I think it was mean. See:

Ok,here is the question:Why did I do the gene expression decoding using both NeuroVault and Alleninf by default settings,but get the different results(T values of one sample T test and P values).

Difference might come from the fact that in Neurovault maps are downscaled (to 4mm as far as I remember) and values from multiple wells are averaged within one 4mm voxel. I would not expect large differences though.

The P-values in NeuroVault are corrected in multiple comparisons.

The NeuroVault implementation has been validated against PET and myelin maps so I would trust it more (see

I have check the code of alleninf and neurovault. There are several differences between this.

In the neurovault, z-transformation was performed (subtracting the mean and dividing the standard deviation) in both expression value and image. However, in the alleninf, it may not perform the z-transformation.

print “z scoring (%s)” % donor_id
expression_data = pd.DataFrame(zscore(expression_data, axis=1), columns=expression_data.columns, index=expression_data.index)
nifti_values = zscore(nifti_values)

def approximate_random_effects(data, labels, group):

correlation_per_donor = {}
for donor_id in set(data[group]):
    correlation_per_donor[donor_id], _, _, _, _ = linregress(list(data[labels[0]][data[group] == donor_id]),
                                                   list(data[labels[1]][data[group] == donor_id]))
average_slope = np.array(correlation_per_donor.values()).mean()
t, p_val = ttest_1samp(correlation_per_donor.values(), 0)

In the case of using z-transformation, the correlation value is actually, equal to the parameter estimate (beta value); and moreover, the slopes estimates are symmetrical so it does not matter which is dependent - independent (if and only if the z-score normalization was performed).

However, in this case, the parameter estimate (equal to the correlation coefficient) is bound to -1:1 range and thus not normally distributed.

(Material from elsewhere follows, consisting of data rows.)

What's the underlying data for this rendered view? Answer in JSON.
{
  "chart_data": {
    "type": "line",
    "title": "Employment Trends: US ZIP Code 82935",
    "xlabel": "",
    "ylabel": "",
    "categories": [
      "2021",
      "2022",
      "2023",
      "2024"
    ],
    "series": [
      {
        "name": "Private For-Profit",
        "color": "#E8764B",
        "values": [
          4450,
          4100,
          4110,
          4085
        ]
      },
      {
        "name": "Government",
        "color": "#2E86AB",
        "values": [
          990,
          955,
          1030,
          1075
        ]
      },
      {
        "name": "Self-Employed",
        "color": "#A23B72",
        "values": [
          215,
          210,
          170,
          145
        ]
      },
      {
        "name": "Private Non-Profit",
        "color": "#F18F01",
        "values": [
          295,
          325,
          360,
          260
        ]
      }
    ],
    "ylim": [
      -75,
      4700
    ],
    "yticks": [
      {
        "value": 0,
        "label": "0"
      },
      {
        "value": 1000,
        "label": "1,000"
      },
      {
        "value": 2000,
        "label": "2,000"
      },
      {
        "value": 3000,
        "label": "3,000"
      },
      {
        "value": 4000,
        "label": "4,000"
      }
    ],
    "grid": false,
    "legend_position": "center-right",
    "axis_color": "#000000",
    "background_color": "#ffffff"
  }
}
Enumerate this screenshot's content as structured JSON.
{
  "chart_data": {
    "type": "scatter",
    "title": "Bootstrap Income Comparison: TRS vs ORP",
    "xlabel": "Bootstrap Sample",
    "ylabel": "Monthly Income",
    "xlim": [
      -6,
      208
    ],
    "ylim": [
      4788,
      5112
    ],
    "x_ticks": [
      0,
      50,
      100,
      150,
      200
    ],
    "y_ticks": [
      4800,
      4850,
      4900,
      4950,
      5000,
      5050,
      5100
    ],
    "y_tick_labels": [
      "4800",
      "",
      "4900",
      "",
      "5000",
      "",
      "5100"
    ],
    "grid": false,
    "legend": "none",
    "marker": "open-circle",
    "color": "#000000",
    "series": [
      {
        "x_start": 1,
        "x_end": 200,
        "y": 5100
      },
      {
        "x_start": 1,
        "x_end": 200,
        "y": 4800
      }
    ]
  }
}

Thus, we could not use one-sample t-test to test the parameter estimates and we should use fisher r-to-z transformation to improve the normality, right?

In the neurovault, I do not find any code to perform fisher r-to-z transformation.

        print "z scoring (%s)" % donor_id
        expression_data = pd.DataFrame(zscore(expression_data, axis=1), columns=expression_data.columns,
        nifti_values = zscore(nifti_values)

        print "Calculating linear regressions (%s)" % donor_id
        regression_results = np.linalg.lstsq(np.c_[nifti_values, np.ones_like(nifti_values)], expression_data.T)
        results_df = pd.DataFrame({"slope": regression_results[0][0]}, index=expression_data.index)

        results_df.columns = pd.MultiIndex.from_tuples([(donor_id[1:], c,) for c in results_df.columns],
                                                       names=['donor_id', 'parameter'])


    print "Concatenating results"
    results_df = pd.concat(results_dfs, axis=1)
    del results_dfs

t, p = ttest_1samp(results_df, 0.0, axis=1)

What’s your opinion?

In your code.

I notice that in this code, there are
df.columns = list(sample_annot_df[“reduced_coordinate”])
# removing out side of the brain coordinates
df.drop(sample_annot_df.index[sample_annot_df.reduced_coordinate.isnull()], axis=1, inplace=True)
# averaging measurements from similar locations
df = df.groupby(level=0, axis=1).mean()

    df.columns = pd.MultiIndex.from_tuples([(donor_id, c,) for c in list(df.columns)],
                                           names=['donor_id', 'reduced_coordinate'])

You first want to remove the coordinate outside the brain? I am wondering that why some samples are outside the brain (all the samples come from the six donors’ brain).

The second question is how to average measurements from similar locations? Averaging both nifti values and expression values? How to group adjacent samples? What is the nature of this algorithm? Because I would like to implement this using MATLAB code.

I think there are much technical details are not clear,such as z-transformations issues and no indendency of overlaping values of two spheres centered at their MNI coordinate just as asked by Feng Liu above.Please give your explanations.

Hi there. I’m currently swamped with other work, but since you already know where to find source code for the alleninf and NeuroVault implementations I’m sure you’ll manage to figure out the nitty gritty details.